Ben Affleck, incarnation du loser hollywoodien

Plusieurs plans, thématiques ou ambiances en évoquent d'autres, de Zero Dark Thirty à Scarface, de L'Agence tous risques à La Horde sauvage, avec un zeste de Sorcerer, mais ces rappels ne sont jamais envahissants. Triple Frontière a établi les siennes en délimitant un film singulier, qui appartient définitivement à son auteur. Cadrant majestueusement une nature sauvage (filmée entre Hawaï et la Colombie), J. C. Chandor offre à son employeur un savoir-faire visuel et une patte bienvenus qui, enfin, tranchent avec le style pauvre et conventionnel de tant de productions Netflix. Les fusillades ont de la gueule, les plans larges de vols en hélico régalent nos mirettes et, surtout, Chandor, également crédité comme scénariste au générique, a su créer un groupe d'hommes friables auxquels le spectateur s'attache assez rapidement.
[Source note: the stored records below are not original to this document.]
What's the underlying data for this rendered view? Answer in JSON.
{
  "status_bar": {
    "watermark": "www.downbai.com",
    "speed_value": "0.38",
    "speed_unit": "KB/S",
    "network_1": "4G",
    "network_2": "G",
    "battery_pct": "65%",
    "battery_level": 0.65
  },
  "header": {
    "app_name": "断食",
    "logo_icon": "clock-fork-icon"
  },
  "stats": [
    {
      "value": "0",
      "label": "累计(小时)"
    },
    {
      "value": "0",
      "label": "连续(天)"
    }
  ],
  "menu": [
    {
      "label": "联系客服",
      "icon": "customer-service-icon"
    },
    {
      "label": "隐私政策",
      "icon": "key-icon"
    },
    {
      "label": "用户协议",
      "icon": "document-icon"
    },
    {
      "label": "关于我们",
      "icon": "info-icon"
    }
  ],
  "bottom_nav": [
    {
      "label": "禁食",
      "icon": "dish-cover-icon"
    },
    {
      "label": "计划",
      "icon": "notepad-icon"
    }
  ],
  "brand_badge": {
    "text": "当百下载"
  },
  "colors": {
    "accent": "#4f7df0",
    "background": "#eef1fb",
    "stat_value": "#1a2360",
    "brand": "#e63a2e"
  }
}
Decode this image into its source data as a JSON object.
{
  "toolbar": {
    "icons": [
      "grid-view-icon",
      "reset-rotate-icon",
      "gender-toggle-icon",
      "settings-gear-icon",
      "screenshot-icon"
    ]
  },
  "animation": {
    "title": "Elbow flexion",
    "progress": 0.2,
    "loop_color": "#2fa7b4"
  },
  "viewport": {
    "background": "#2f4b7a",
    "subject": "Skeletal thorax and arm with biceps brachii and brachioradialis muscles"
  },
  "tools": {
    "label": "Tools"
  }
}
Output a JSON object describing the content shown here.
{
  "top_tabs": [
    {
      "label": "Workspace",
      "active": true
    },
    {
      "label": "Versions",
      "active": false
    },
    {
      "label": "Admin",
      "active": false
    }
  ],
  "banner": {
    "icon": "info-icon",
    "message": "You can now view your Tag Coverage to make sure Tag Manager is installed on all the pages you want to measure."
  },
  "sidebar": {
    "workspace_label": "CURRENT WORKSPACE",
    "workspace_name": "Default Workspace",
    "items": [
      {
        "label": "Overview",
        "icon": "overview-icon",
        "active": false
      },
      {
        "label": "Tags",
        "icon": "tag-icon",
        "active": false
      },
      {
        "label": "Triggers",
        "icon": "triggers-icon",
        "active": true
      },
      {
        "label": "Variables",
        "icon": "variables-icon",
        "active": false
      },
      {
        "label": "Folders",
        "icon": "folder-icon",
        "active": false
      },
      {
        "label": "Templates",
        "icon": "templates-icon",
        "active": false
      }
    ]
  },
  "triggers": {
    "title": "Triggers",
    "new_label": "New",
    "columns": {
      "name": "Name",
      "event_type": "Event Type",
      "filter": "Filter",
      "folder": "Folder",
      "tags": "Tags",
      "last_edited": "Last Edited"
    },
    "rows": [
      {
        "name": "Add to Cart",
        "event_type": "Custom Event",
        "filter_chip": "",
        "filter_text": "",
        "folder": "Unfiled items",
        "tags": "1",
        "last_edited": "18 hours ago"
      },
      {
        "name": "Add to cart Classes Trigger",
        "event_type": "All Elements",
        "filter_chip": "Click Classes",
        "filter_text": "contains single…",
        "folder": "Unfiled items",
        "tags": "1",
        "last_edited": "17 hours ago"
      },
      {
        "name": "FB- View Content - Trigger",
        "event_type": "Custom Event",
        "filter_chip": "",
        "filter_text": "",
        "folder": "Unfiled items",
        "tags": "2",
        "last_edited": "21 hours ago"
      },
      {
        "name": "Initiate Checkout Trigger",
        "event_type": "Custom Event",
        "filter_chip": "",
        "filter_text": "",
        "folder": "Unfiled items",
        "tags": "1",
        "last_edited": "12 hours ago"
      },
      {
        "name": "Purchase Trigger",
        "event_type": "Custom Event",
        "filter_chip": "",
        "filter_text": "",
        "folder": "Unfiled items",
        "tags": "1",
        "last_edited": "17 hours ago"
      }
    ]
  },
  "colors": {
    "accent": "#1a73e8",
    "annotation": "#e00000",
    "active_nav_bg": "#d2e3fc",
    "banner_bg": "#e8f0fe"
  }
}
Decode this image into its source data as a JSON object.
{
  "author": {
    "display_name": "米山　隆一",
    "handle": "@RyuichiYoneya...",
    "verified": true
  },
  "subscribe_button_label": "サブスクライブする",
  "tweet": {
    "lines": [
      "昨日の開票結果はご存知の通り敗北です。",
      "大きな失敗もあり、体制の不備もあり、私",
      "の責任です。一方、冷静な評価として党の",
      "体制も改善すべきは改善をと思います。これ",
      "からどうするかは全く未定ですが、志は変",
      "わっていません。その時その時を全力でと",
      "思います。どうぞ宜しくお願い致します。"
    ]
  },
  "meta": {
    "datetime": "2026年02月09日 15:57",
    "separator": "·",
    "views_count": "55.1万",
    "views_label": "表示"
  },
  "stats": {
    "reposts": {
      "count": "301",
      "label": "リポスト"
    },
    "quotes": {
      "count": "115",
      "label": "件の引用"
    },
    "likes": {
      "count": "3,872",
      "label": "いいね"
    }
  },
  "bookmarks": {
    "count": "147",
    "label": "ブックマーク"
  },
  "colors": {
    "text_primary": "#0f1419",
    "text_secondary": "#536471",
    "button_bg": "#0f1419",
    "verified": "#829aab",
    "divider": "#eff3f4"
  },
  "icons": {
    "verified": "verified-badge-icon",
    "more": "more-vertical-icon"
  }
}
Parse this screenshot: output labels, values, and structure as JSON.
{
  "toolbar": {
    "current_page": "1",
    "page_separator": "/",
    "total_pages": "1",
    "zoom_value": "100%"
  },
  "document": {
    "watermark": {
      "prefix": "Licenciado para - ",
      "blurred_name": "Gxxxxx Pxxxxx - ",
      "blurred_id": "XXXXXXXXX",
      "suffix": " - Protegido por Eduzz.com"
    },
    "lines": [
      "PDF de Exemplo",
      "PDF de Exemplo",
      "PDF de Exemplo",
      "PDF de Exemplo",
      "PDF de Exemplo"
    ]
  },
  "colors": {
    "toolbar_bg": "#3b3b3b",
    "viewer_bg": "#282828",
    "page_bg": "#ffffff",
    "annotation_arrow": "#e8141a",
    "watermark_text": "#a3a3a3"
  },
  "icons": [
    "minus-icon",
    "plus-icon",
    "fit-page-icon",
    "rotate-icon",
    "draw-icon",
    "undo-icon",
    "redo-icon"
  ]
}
Incarnation même du loser hollywoodien, Ben Affleck (qui démissionna un temps du projet, pour finalement y revenir) joue sans mal l'ex-cador du M16 reconverti à grand-peine dans la vie civile en médiocre agent immobilier, père divorcé d'une ado indifférente. D'abord réticent, son personnage acceptera finalement l'offre de son vieux pote Pope, forcément attiré par la perspective d'une vie meilleure grâce aux narco-dollars. Oscar Isaac et Affleck se taillent à l'évidence la part du lion dans le film, un peu au détriment des autres, même si Charlie Hunnam impose un charisme et une noblesse impeccables dans le rôle de William Miller, le membre le plus pragmatique et posé du groupe. Dans le prologue, son discours de capitaine en retraite, adressé à de jeunes soldats de retour du front, illustre un propos intéressant de Triple Frontière sur les cruelles désillusions potentiellement rencontrées par les militaires tentés par le privé.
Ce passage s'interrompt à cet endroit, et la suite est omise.